When coins were made of precious metal ‘milling’ help reduce the practice of ‘clipping’ metal off the coins.

Given that current US coins are made of relatively inexpensive metals, as opposed to gold and silver, does the ongoing milling serve any purpose?

I thought it might be ‘tradition’ but then wondered if there was some practical aspect, such as in vending machines or coin-counting machines. Or maybe there’s some out-of-date law on the books.

I note that pennies and nickels don’t have milling while dimes and quarters do. (I don’t have a half- or dollar coin handy just now)

Anywhow - why do they keep doing it?

It allows blind people to readily distinguish coins of similar size.

Exactly. Penny smooth, dime milled. Quarter milled, dollar smooth.

Not just blind or visually impaired people, either. Anyone can determine the value of coins in their pocket by touch. I find myself using the milled/unmilled distinction when looking at the coins in the change pocket in my wallet.

What about the nickel though? Roughly the same size as the penny but also smooth.
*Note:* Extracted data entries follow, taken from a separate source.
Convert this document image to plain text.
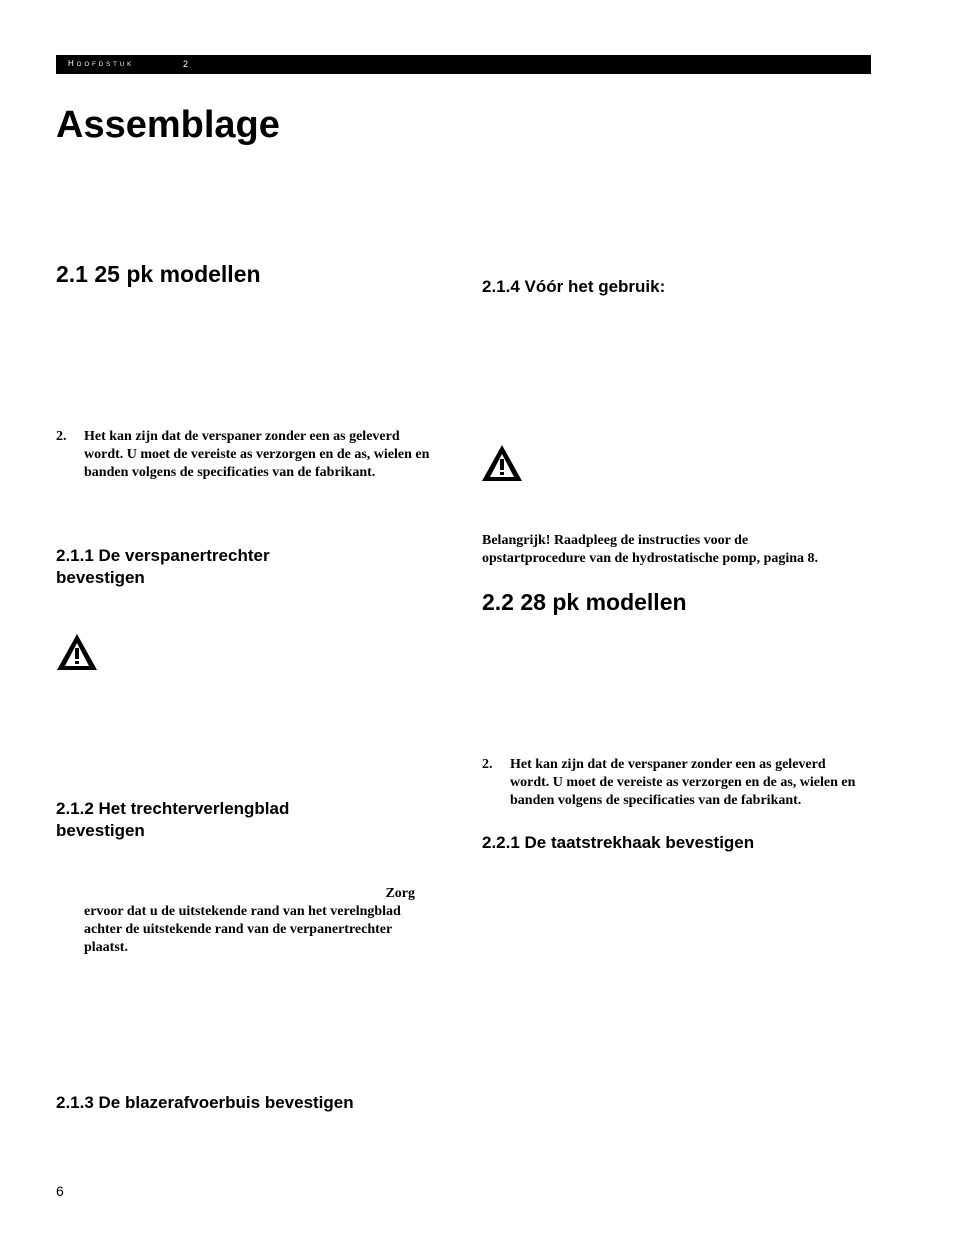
Hoofdstuk	2
Assemblage
2.1 25 pk modellen
2.	Het kan zijn dat de verspaner zonder een as geleverd wordt. U moet de vereiste as verzorgen en de as, wielen en banden volgens de specificaties van de fabrikant.
2.1.1 De verspanertrechter bevestigen
2.1.2 Het trechterverlengblad bevestigen
Zorg
ervoor dat u de uitstekende rand van het verelngblad achter de uitstekende rand van de verpanertrechter plaatst.
2.1.3 De blazerafvoerbuis bevestigen
2.1.4 Vóór het gebruik:
Belangrijk! Raadpleeg de instructies voor de opstartprocedure van de hydrostatische pomp, pagina 8.
2.2 28 pk modellen
2.	Het kan zijn dat de verspaner zonder een as geleverd wordt. U moet de vereiste as verzorgen en de as, wielen en banden volgens de specificaties van de fabrikant.
2.2.1 De taatstrekhaak bevestigen
6
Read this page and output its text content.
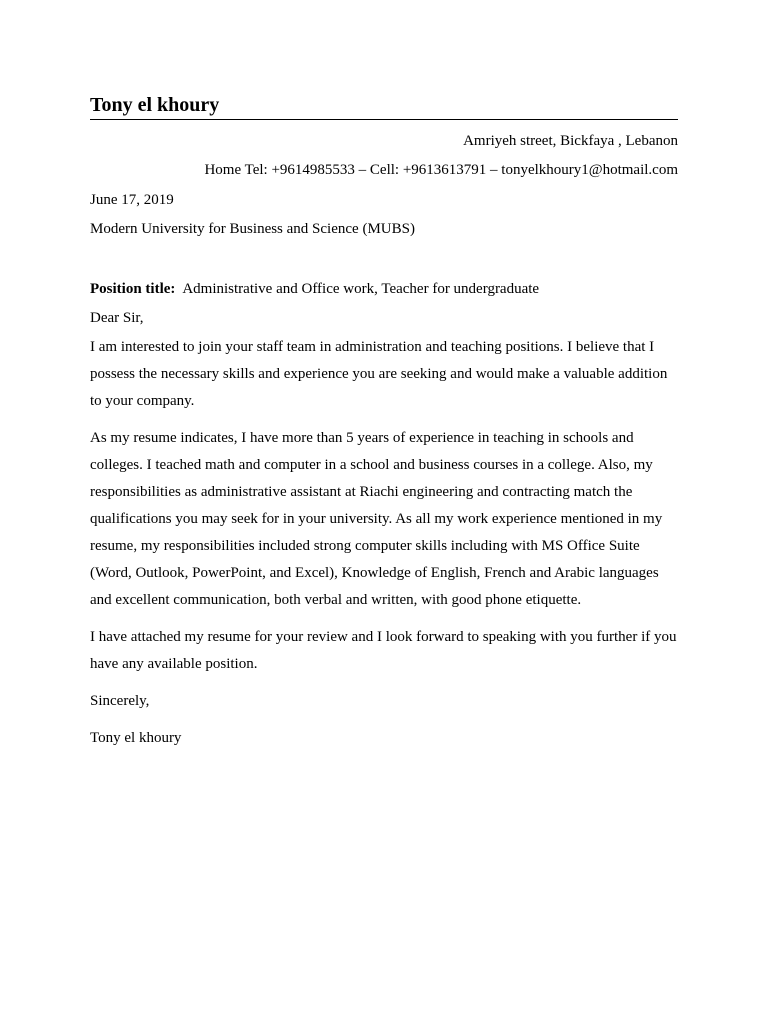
Tony el khoury
Amriyeh street, Bickfaya , Lebanon
Home Tel: +9614985533 – Cell: +9613613791 – tonyelkhoury1@hotmail.com
June 17, 2019
Modern University for Business and Science (MUBS)
Position title: Administrative and Office work, Teacher for undergraduate
Dear Sir,
I am interested to join your staff team in administration and teaching positions. I believe that I possess the necessary skills and experience you are seeking and would make a valuable addition to your company.
As my resume indicates, I have more than 5 years of experience in teaching in schools and colleges. I teached math and computer in a school and business courses in a college. Also, my responsibilities as administrative assistant at Riachi engineering and contracting match the qualifications you may seek for in your university. As all my work experience mentioned in my resume, my responsibilities included strong computer skills including with MS Office Suite (Word, Outlook, PowerPoint, and Excel), Knowledge of English, French and Arabic languages and excellent communication, both verbal and written, with good phone etiquette.
I have attached my resume for your review and I look forward to speaking with you further if you have any available position.
Sincerely,
Tony el khoury
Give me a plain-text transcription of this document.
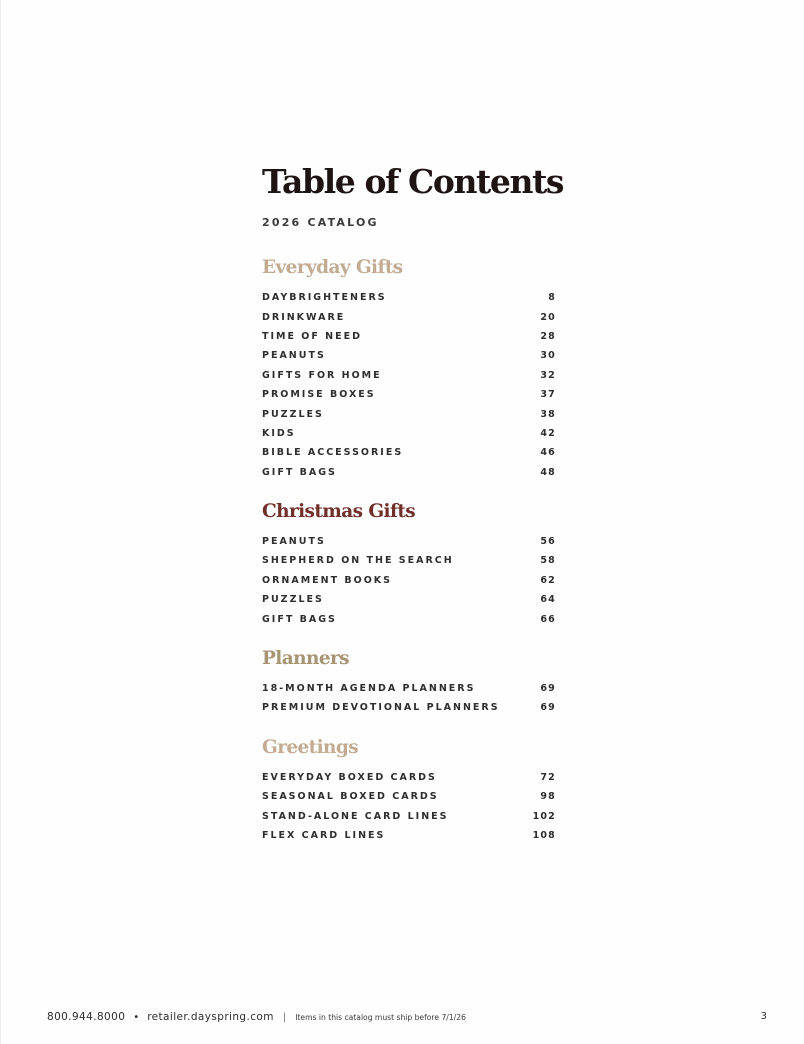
Table of Contents
2026 CATALOG
Everyday Gifts
DAYBRIGHTENERS	8
DRINKWARE	20
TIME OF NEED	28
PEANUTS	30
GIFTS FOR HOME	32
PROMISE BOXES	37
PUZZLES	38
KIDS	42
BIBLE ACCESSORIES	46
GIFT BAGS	48
Christmas Gifts
PEANUTS	56
SHEPHERD ON THE SEARCH	58
ORNAMENT BOOKS	62
PUZZLES	64
GIFT BAGS	66
Planners
18-MONTH AGENDA PLANNERS	69
PREMIUM DEVOTIONAL PLANNERS	69
Greetings
EVERYDAY BOXED CARDS	72
SEASONAL BOXED CARDS	98
STAND-ALONE CARD LINES	102
FLEX CARD LINES	108
800.944.8000 • retailer.dayspring.com | Items in this catalog must ship before 7/1/26	3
That’s because dimes and quarters used to be silver. Half-dollars and the old big dollar coins are also milled, for the same reason. Pennies and nickels aren’t, because they were made of non-precious metals, so you couldn’t make any money shaving them down anyway.

Huh? Not in the USA, the sizes are quite different.

Much thicker than a penny.

But that was in olden times. Pennies and nickels got too valuable for their metal and a law was passed to ban melting them down.

Note that shaving coins was intended to win by gaining metal while still passing on the coin at face value. With current prices, for some coins it’s more economically due to labor, etc., to just melt the whole thing. Just don’t get caught.